Aside from one small emotional arc, Yuki-chan is a series of recreated scenes from The Melancholy of Haruhi Suzumiya and The Disappearance of Haruhi Suzumiya. In fairness, the arc in question also riffs on Haruhi, but does so with dramatic tension for the characters involved that moves beyond the fact that they were in Haruhi Suzumiya, and connects with the very human worries of identity and death. Being characters from Haruhi Suzumiya becomes a background, where the rest of the series simply revels in these characters that a Haruhi fan finds dear and rarely rises above that.
Unfortunately, recent episodes of Space Patrol Luluco have unfolded in a similar, lazy fashion, concerned more with nods to Studio Trigger’s admittedly small catalogue over the last five years.

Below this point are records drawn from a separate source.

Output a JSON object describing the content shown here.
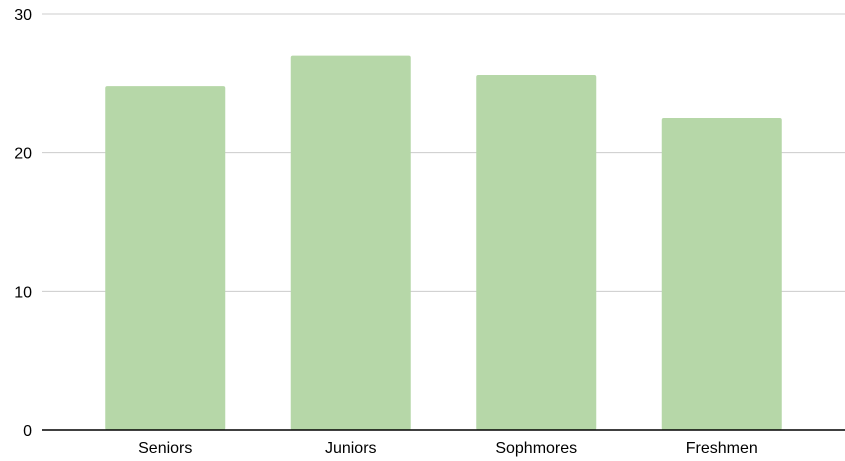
{
  "chart_data": {
    "type": "bar",
    "title": "",
    "xlabel": "",
    "ylabel": "",
    "categories": [
      "Seniors",
      "Juniors",
      "Sophmores",
      "Freshmen"
    ],
    "values": [
      24.8,
      27.0,
      25.6,
      22.5
    ],
    "ylim": [
      0,
      30
    ],
    "yticks": [
      0,
      10,
      20,
      30
    ],
    "grid": true,
    "legend": "none",
    "bar_color": "#b6d7a8",
    "gridline_color": "#cccccc",
    "axis_color": "#000000"
  }
}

Space Patrol Luluco is a five-year anniversary project celebrating Studio Trigger, which denotes that it’s a self-congratulatory series from the start. The entire reason given for Luluco‘s existence is that the studio wanted to commemorate their fifth birthday. Yet, from its opening episode, Luluco was a surprisingly keen look at female adolescence, picking up where Eri Ninamori and FLCL‘s third episode left off. Luluco must deal with her own burgeoning adolescent transformation, her dysfunctional family, her alien crush Alpha Omega Nova, and frenemy Midori all while lamenting that she wishes for an ordinary life.

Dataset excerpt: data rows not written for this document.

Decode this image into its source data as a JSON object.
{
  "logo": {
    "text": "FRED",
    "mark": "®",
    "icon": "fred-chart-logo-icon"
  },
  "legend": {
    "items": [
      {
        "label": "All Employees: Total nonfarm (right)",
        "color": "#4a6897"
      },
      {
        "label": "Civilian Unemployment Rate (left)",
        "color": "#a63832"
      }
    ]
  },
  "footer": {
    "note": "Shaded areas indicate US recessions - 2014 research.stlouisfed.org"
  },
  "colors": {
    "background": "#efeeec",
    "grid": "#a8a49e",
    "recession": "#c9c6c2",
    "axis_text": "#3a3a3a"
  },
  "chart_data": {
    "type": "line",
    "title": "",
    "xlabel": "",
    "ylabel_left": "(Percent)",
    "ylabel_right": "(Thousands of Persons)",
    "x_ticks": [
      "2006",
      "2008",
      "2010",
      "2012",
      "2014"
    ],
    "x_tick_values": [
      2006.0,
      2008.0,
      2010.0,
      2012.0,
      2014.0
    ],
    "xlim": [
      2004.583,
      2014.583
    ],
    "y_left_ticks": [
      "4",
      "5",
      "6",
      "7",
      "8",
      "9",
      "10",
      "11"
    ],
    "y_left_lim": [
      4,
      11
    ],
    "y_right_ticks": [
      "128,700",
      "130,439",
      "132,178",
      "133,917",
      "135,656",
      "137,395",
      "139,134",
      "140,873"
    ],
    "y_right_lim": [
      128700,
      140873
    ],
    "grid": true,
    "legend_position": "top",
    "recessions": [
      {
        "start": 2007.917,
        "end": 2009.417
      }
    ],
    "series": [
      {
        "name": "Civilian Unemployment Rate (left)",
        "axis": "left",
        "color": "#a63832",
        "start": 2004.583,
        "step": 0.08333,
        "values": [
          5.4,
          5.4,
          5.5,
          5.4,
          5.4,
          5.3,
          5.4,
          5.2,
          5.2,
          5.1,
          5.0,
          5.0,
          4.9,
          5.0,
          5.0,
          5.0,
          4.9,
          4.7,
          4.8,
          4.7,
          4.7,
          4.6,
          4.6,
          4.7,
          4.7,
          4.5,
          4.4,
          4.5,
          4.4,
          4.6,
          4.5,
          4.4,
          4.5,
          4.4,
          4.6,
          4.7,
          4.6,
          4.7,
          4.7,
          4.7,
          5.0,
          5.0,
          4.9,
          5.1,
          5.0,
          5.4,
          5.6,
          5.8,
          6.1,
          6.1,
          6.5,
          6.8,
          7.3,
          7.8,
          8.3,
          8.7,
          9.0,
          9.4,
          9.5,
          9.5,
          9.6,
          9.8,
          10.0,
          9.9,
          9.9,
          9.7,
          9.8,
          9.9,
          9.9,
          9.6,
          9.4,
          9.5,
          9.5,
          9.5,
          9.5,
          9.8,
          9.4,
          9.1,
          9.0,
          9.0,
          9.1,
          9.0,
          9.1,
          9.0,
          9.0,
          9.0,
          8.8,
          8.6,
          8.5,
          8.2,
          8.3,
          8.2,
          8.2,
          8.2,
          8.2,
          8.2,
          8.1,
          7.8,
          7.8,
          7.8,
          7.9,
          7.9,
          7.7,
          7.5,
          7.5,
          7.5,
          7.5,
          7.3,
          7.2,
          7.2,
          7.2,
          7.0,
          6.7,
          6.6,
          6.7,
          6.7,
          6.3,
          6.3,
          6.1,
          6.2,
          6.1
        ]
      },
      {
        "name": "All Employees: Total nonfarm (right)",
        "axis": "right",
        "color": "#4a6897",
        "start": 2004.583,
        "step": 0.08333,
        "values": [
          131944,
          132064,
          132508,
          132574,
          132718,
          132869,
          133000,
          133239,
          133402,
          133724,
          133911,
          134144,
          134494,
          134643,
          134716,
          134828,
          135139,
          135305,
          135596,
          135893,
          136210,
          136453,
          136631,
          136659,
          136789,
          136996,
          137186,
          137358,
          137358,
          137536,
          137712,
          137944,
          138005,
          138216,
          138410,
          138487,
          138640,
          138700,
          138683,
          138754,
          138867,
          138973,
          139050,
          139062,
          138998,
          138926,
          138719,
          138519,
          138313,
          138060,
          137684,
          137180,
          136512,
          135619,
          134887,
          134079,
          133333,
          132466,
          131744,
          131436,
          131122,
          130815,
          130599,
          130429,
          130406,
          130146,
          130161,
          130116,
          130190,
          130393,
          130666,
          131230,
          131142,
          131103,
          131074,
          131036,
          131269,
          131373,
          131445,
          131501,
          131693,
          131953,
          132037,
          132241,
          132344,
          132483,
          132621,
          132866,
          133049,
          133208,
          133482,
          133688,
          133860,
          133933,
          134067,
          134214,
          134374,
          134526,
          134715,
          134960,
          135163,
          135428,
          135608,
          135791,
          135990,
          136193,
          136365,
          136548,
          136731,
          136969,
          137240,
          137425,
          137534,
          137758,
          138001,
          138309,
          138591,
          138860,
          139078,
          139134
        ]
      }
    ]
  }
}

Divided into “seasons” of three episodes, Luluco first deals with her own coming-of-age, followed by her parents’ squabbles. The third season finds Luluco in search of the original Ogikubo, which her space-pirate mother stole from Earth. Conveniently this leads to Luluco and the Space Patrol visiting planets that are each full-blown references to Studio Trigger series — first Kill la Kill, then Little Witch Academia, and finally the recent short Sex and Violence with Machspeed.
Luluco was always filled with references to other Trigger anime. For example, the Space Patrol’s General Manager of Over Justice is the titular Inferno Cop from Inferno Cop sporting Tengen Toppa Gurren Lagann Kamina’s glasses. However, these were always background nods, much like Isaac and Miria’s (Baccano!) appearance in Durarara!! — a wink at the fans without having much bearing on the overall narrative. This is referential fanservice done right. A property has to stand on its own and have something to offer beyond references to other series. For its first two seasons, and even the Kill la Kill episode in season three, Luluco did just that. It was a coming-of-age story surrounded by original jokes as well as in-jokes, striking a strong balance between the two.

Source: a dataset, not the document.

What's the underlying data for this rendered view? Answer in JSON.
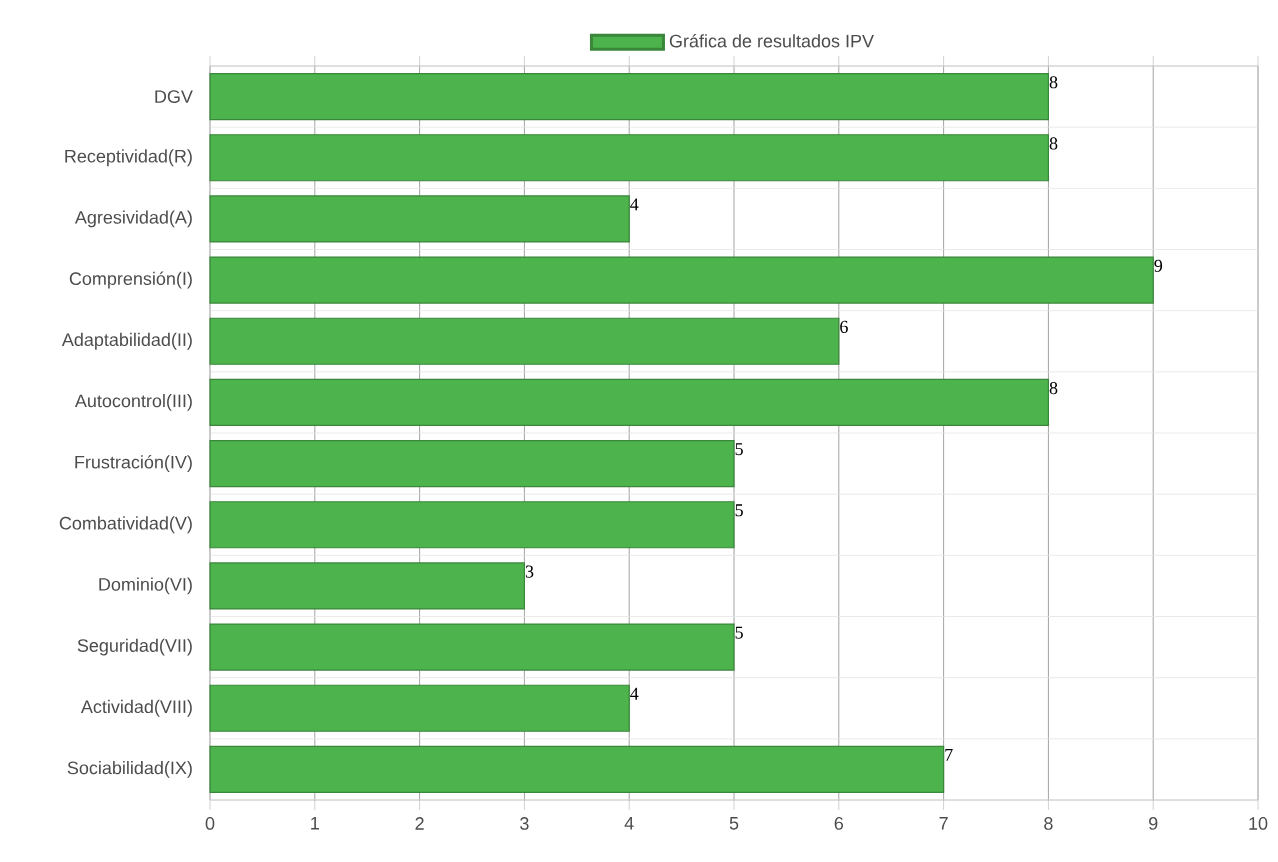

Unfortunately, the more recent references to Little Witch Academia and Sex and Violence with Machspeed drowned out what made the series so charming — Luluco’s adolescent struggles and character interactions between Luluco, her family members, Nova, and Midori. While I love Little Witch Academia, Luluco’s interactions with Sucy Manbavaran dragged, slowing down the pace of the series. The Sex and Violence with Machspeed episode that followed not only referenced a fairly obscure part of the Trigger catalogue to begin with, but forced Luluco to further take a backseat in her own story while Machspeed and company bounced around, blowing things up. In both cases, these references completely overwhelm the original narrative of Space Patrol Luluco, making their episodes obtrusive and uninteresting.
Is it just me? Perhaps. I’m fully willing to acknowledge the fact that my own expectations based on Luluco‘s first few episodes are now playing a large role in my recent disappointment. This isn’t the first time that this has happened and it certainly won’t be the last. However, I think it’s also important that referential material doesn’t overwhelm what once was a poignant and emotionally-resonant narrative, something that many properties struggle with, all-too-often settling for the lowest common denominator — throwing out references and expecting an automatic laugh or nostalgic feeling.